Firestore - how to structure a feed and follow system

Zicsus picture Zicsus · Oct 27, 2017 · Viewed 13.8k times · Source

I was using Firebase realtime database for my test social network app in which you can just follow and receive post of people you follow. A traditional social network. I structured my database something like this-

Users
--USER_ID_1
----name
----email
--USER_ID_2
----name
----email

Posts
--POST_ID_1
----image
----userid
----date
--POST_ID_2
----image
----userid
----date

Timeline
--User_ID_1
----POST_ID_2
------date
----POST_ID_1
------date

I also have another node "Content" which just contained id of the all the user post. So, if "A" followed "B" than all the post id of B where added to A's Timeline. And if B posted something than it was also added to all of its follower's timeline.

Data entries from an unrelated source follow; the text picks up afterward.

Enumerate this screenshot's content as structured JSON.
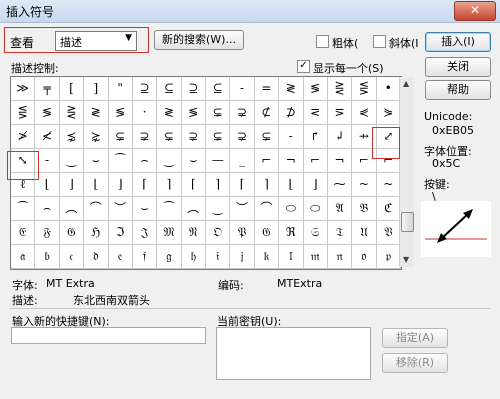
{
  "window": {
    "title": "插入符号",
    "close_glyph": "✕"
  },
  "view": {
    "label": "查看",
    "select_value": "描述",
    "select_arrow": "▼"
  },
  "buttons": {
    "new_search": "新的搜索(W)...",
    "insert": "插入(I)",
    "close": "关闭",
    "help": "帮助",
    "assign": "指定(A)",
    "remove": "移除(R)"
  },
  "checkboxes": {
    "bold": "粗体(",
    "italic": "斜体(I"
  },
  "description_control": {
    "label": "描述控制:",
    "show_each_label": "显示每一个(S)",
    "show_each_checked": "✓"
  },
  "symbols": [
    [
      "≫",
      "╤",
      "[",
      "]",
      "\"",
      "⊇",
      "⊆",
      "⊇",
      "⊆",
      "-",
      "=",
      "≷",
      "≶",
      "⋛",
      "⋚",
      "•"
    ],
    [
      "⋚",
      "≶",
      "⋛",
      "≷",
      "≶",
      "·",
      "≷",
      "≶",
      "⊊",
      "⊋",
      "⊄",
      "⊅",
      "⋜",
      "⋝",
      "⋞",
      "⋟"
    ],
    [
      "≯",
      "≮",
      "⋨",
      "⋩",
      "⊊",
      "⊋",
      "⊊",
      "⊋",
      "⊊",
      "⊋",
      "⊊",
      "-",
      "↱",
      "↲",
      "⇸",
      "⤢"
    ],
    [
      "⤡",
      "-",
      "‿",
      "⌣",
      "⁀",
      "⌢",
      "‿",
      "⌣",
      "—",
      "_",
      "⌐",
      "¬",
      "⌐",
      "¬",
      "⌐",
      "⌐"
    ],
    [
      "ℓ",
      "⌊",
      "⌋",
      "⌊",
      "⌋",
      "⌈",
      "⌉",
      "⌈",
      "⌉",
      "⌈",
      "⌉",
      "⌊",
      "⌋",
      "⁓",
      "~",
      "~"
    ],
    [
      "⁀",
      "⌢",
      "︵",
      "⌒",
      "︶",
      "⌣",
      "⁀",
      "︵",
      "‿",
      "︶",
      "⌒",
      "⬭",
      "⬭",
      "𝔄",
      "𝔅",
      "ℭ"
    ],
    [
      "𝔈",
      "𝔉",
      "𝔊",
      "ℌ",
      "ℑ",
      "𝔍",
      "𝔐",
      "𝔑",
      "𝔒",
      "𝔓",
      "𝔊",
      "ℜ",
      "𝔖",
      "𝔗",
      "𝔘",
      "𝔙"
    ],
    [
      "𝔞",
      "𝔟",
      "𝔠",
      "𝔡",
      "𝔢",
      "𝔣",
      "𝔤",
      "𝔥",
      "𝔦",
      "𝔧",
      "𝔨",
      "𝔩",
      "𝔪",
      "𝔫",
      "𝔬",
      "𝔭"
    ]
  ],
  "codes": {
    "unicode_label": "Unicode:",
    "unicode_value": "0xEB05",
    "charpos_label": "字体位置:",
    "charpos_value": "0x5C",
    "key_label": "按键:",
    "key_value": "\\"
  },
  "info": {
    "font_label": "字体:",
    "font_value": "MT Extra",
    "code_label": "编码:",
    "code_value": "MTExtra",
    "desc_label": "描述:",
    "desc_value": "东北西南双箭头"
  },
  "shortcut": {
    "new_label": "输入新的快捷键(N):",
    "current_label": "当前密钥(U):",
    "new_value": ""
  },
  "colors": {
    "highlight": "#d0312d",
    "preview_arrow": "#000000",
    "preview_marker": "#d0312d"
  }
}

Now this was my solution for realtime database but it clearly have some scalability issues

  • if someone have 10,000 followers than a new post was added to all of the 10,000 follower's Timeline.
  • If someone have large amount of posts than every new follower received all of those posts in his Timeline.

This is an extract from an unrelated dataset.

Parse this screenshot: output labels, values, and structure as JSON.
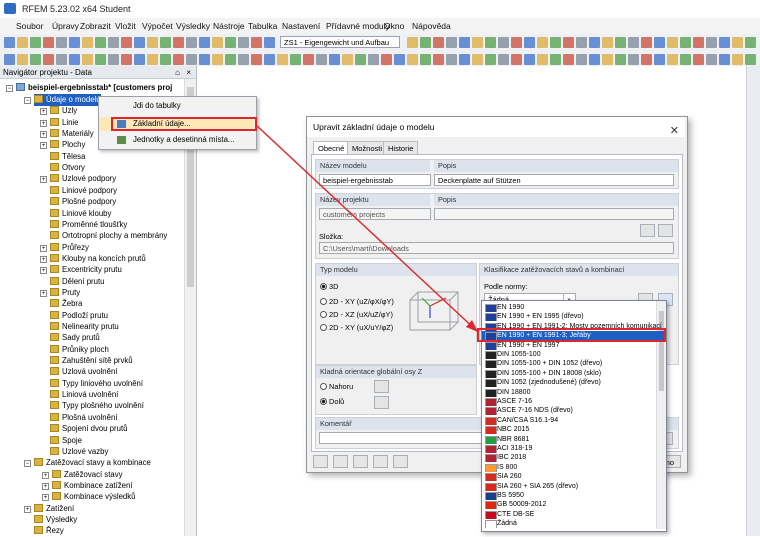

These were some of the problems.

Now, I am thinking to shift this whole thing on firestore as its been claimed "Scalable". So how should I structure my database so that problems I faced in realtime database can be eliminated in firestore.

Answer

Alex Mamo picture Alex Mamo · Sep 3, 2018

I've seen your question a little later but I will also try to provide you the best database structure I can think of. So hope you'll find this answer useful.

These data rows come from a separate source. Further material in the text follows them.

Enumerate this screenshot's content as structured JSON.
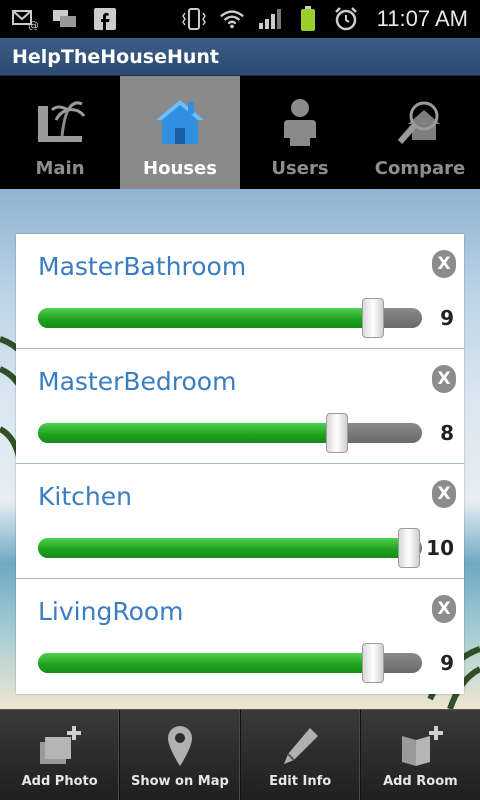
{
  "status_bar": {
    "time": "11:07 AM",
    "left_icons": [
      "email-notification-icon",
      "chat-notification-icon",
      "facebook-icon"
    ],
    "right_icons": [
      "vibrate-icon",
      "wifi-icon",
      "signal-icon",
      "battery-icon",
      "alarm-icon"
    ],
    "battery_color": "#9ccd2e"
  },
  "app": {
    "title": "HelpTheHouseHunt"
  },
  "tabs": [
    {
      "label": "Main",
      "icon": "beach-icon",
      "active": false
    },
    {
      "label": "Houses",
      "icon": "house-icon",
      "active": true
    },
    {
      "label": "Users",
      "icon": "user-icon",
      "active": false
    },
    {
      "label": "Compare",
      "icon": "compare-icon",
      "active": false
    }
  ],
  "rooms": [
    {
      "name": "MasterBathroom",
      "value": "9",
      "level": 0.9,
      "close": "X"
    },
    {
      "name": "MasterBedroom",
      "value": "8",
      "level": 0.8,
      "close": "X"
    },
    {
      "name": "Kitchen",
      "value": "10",
      "level": 1.0,
      "close": "X"
    },
    {
      "name": "LivingRoom",
      "value": "9",
      "level": 0.9,
      "close": "X"
    }
  ],
  "toolbar": [
    {
      "label": "Add Photo",
      "icon": "add-photo-icon"
    },
    {
      "label": "Show on Map",
      "icon": "map-pin-icon"
    },
    {
      "label": "Edit Info",
      "icon": "pencil-icon"
    },
    {
      "label": "Add Room",
      "icon": "add-room-icon"
    }
  ],
  "colors": {
    "accent_blue": "#3a7dc2",
    "slider_green": "#1ea21e",
    "active_tab": "#8a8a8a",
    "title_bar": "#2c4a70"
  }
}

I'm thinking of a schema that has there three top-level collections for users, users that a user is following and posts:

Firestore-root
   |
   --- users (collection)
   |     |
   |     --- uid (documents)
   |          |
   |          --- name: "User Name"
   |          |
   |          --- email: "[email protected]"
   |
   --- following (collection)
   |      |
   |      --- uid (document)
   |           |
   |           --- userFollowing (collection)
   |                 |
   |                 --- uid (documents)
   |                 |
   |                 --- uid (documents)
   |
   --- posts (collection)
         |
         --- uid (documents)
              |
              --- userPosts (collection)
                    |
                    --- postId (documents)
                    |     |
                    |     --- title: "Post Title"
                    |     |
                    |     --- date: September 03, 2018 at 6:16:58 PM UTC+3
                    |
                    --- postId (documents)
                          |
                          --- title: "Post Title"
                          |
                          --- date: September 03, 2018 at 6:16:58 PM UTC+3

if someone have 10,000 followers than a new post was added to all of the 10,000 follower's Timeline.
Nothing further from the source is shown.